A cultura do video game e as retóricas de consumo que permeiam essa pujante indústria geraram uma pluralidade de públicos consumidores inseridos dentro deste contexto contemporâneo. A maturidade que este mercado atingiu nas últimas duas décadas, entre outros aspectos, criou diferentes práticas e usos divergentes para os games e, hoje, além dos jogadores casuais e hardcore players temos um inúmero contingente de indivíduos que consomem jogos de maneiras bastante variadas e específicas.

Só para citar alguns exemplos, temos os espectadores de games que dedicam seu tempo para assistir horas e horas de gameplay de jogos em sites como o YouTube como se fosse um filme de cinema; há também os speed runners que colocam a prova suas habilidades visando terminar um jogo (ou uma fase de um jogo) no menor tempo possível. Uma outra figura que encontramos nesse complexo ecossistema lúdico são os e-sport players, jogadores que participam ativamente e profissionalmente de campeonatos dos mais variados estilos de games, sendo que muitos vivem de premiações que este tipo de prática adota como recompensa.

Não é a intenção deste texto listar todos os tipos de consumidores de games e suas particularidades. Seria uma tarefa hercúlea e que, certamente, terminaria por falhar em algum aspecto de organização dado o tamanho de categorias e subcategorias que existem atualmente. O que pretendemos discutir aqui é porque determinados indivíduos se reúnem em torno de um estilo de game, de um jogo específico ou de uma prática lúdica e formam verdadeiras comunidades que, hoje, extrapolam o contato para sites de redes sociais e tantas outras plataformas digitais. É importante, nesse contexto, fugir da ideia de estereótipo tomando a parte pelo todo em uma relação metonímica (LIPPMAN, 1972, p.158) e enxergar a multiplicidade de comportamentos de jogadores que temos presente na contemporaneidade.

Portanto, vamos refletir – dentro das inúmeras práticas de apropriação do universo dos jogos – alguns pontos elementares para entendermos o que motiva determinados jogadores a fazerem parte de um determinado núcleo lúdico e algumas ideias que ajudam a entender porque estes indivíduos continuam jogando.

Uma autora que nos auxilia nesse percurso é Mary Flanagan (2009, p.5) que aponta que certas pessoas, ao jogarem juntas, formam comunidades e desenvolvem uma identidade de grupo com grande senso de pertencimento; nesse caso, o ato de jogar assume aspectos de uma ferramenta de autoconhecimento e reflexão sobre o eu.
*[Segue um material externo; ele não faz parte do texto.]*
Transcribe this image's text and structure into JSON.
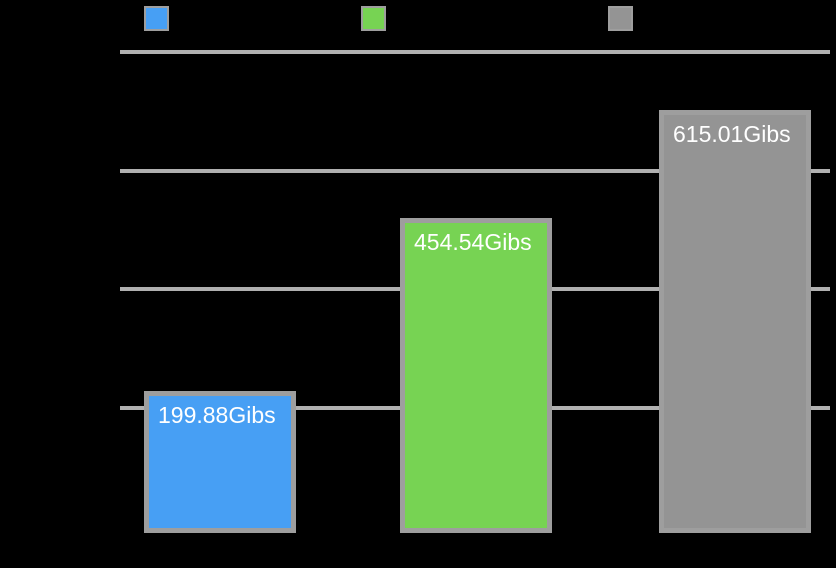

Esta mesma autora (2009, p.9) ainda aponta que os games, de certa forma, criam relações sociais e trabalham retirando os jogadores do cotidiano inserindo-os em outros contextos. Com a fala de Flanagan vale lembrar que os consoles de última geração de video games possuem suas próprias redes sociais agregando diferentes tipos de indivíduos, assim como os smartphones, tablets e tantos outros devices que possuem jogos e conexão com a internet em suas interfaces. Socializar através dos games parece ser uma atividade que, cada vez com mais frequência, vai ganhando mais e mais território nas práticas contemporâneas de comunicação e consumo.

Importante frisar que mesmo nos primórdios da indústria do video game, quando jogar online era algo impensável, já existiam grupos de pessoas que se organizavam em espécies de clubes pra organizar campeonatos, escrever fanzines e registrar recordes dos jogos. Ou seja, uma comunidade de players se dá independente de conexão com internet e redes sociais digitais.

Marshall McLuhan, na década de 1960, em seu livro Understanding Media: The Extensions of Man (1964) já postulava que os jogos possuem um papel importante na sociedade e que são meios de participação coletiva bastante importantes.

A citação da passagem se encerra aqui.